On 09/05/2012 01:36 PM, Jan Kiszka wrote:
>> 
>> My current preference is MemoryRegionOps::ref(MemoryRegion *mr) (and a
>> corresponding unref), which has the following requirements:
>> 
>> - if the refcount is nonzero, MemoryRegion::opaque is safe to use
>> - if the refcount is nonzero, the MemoryRegion itself is stable.
> 
> The second point means that the memory subsystem will cache the region
> state and apply changes only after leaving a handler that performed them?

No.  I/O callbacks may be called after a region has been disabled.

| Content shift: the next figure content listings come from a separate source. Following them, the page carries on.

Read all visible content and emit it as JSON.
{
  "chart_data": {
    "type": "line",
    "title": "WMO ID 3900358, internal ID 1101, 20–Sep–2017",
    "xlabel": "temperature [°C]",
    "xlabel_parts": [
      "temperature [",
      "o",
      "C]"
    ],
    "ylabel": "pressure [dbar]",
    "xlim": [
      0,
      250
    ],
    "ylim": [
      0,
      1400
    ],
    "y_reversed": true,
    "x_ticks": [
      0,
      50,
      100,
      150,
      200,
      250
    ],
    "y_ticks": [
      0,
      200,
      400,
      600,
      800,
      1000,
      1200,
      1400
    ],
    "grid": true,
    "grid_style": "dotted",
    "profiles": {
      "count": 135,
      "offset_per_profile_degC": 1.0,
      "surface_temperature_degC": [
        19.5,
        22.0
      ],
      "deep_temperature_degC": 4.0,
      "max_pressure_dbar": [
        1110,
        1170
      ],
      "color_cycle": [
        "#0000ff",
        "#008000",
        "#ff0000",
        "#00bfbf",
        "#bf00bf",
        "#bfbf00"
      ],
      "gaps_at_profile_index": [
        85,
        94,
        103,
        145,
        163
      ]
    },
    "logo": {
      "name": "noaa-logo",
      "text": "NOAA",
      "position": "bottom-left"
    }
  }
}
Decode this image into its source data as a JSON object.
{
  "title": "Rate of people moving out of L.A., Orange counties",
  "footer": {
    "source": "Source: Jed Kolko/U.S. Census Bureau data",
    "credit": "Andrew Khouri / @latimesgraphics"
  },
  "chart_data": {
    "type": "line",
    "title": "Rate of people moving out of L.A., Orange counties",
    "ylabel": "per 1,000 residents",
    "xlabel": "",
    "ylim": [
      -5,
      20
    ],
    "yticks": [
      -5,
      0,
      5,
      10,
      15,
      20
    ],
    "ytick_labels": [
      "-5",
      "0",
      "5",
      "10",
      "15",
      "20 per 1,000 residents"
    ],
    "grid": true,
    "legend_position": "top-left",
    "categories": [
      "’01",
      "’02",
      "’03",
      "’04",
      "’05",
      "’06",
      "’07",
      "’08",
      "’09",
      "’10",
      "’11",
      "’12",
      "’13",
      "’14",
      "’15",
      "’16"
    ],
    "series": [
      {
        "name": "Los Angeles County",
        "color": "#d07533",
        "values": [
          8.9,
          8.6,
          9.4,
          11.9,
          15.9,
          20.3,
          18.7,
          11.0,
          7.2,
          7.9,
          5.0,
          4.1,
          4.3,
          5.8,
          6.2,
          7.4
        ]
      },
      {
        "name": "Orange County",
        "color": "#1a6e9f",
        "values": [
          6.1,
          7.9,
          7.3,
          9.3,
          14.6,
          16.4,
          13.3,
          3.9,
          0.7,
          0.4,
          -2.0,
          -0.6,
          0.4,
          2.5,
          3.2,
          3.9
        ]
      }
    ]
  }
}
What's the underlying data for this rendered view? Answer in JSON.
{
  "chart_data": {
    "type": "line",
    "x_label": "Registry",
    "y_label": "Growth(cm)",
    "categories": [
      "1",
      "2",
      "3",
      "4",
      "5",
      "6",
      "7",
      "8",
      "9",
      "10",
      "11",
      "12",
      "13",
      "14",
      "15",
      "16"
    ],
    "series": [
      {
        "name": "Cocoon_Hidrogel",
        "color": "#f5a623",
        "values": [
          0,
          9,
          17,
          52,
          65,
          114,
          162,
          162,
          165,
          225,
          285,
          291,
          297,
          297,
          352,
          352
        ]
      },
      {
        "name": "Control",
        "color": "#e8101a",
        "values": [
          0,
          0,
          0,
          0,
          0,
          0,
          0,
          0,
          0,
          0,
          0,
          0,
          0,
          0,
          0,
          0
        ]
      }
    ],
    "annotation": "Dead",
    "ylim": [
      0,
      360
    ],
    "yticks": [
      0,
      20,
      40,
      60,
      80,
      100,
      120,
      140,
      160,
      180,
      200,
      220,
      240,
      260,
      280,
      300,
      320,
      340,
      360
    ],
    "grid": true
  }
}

I guess we can restrict this to converted regions, so we don't introduce
regressions.

>> As outlined above, I now prefer MemoryRegionOps::ref/unref.
>> 
>> Advantages compared to MemoryRegionOps::object():
>>  - decoupled from the QOM framework
>> 
>> Disadvantages:
>>  - more boilerplate code in converted devices
>> 
>> Since we are likely to convert few devices to lockless dispatch, I
>> believe the tradeoff is justified.  But let's hear Jan and the others.
> 
> I still need to dig into related posts of the past days, lost track, but
> the above sounds much better.
> 
> Besides the question of what to protect and how, one important thing
> IMHO is that we are able to switch locking behaviour on a per region
> basis. And that should also be feasible this way.

It was also possible with MemoryRegionOps::object() - no one said all
regions for a device have to refer to the same object (and there is a
difference between locking and reference counting, each callback could
take a different lock).  But it is more natural with MemoryRegionOps::ref().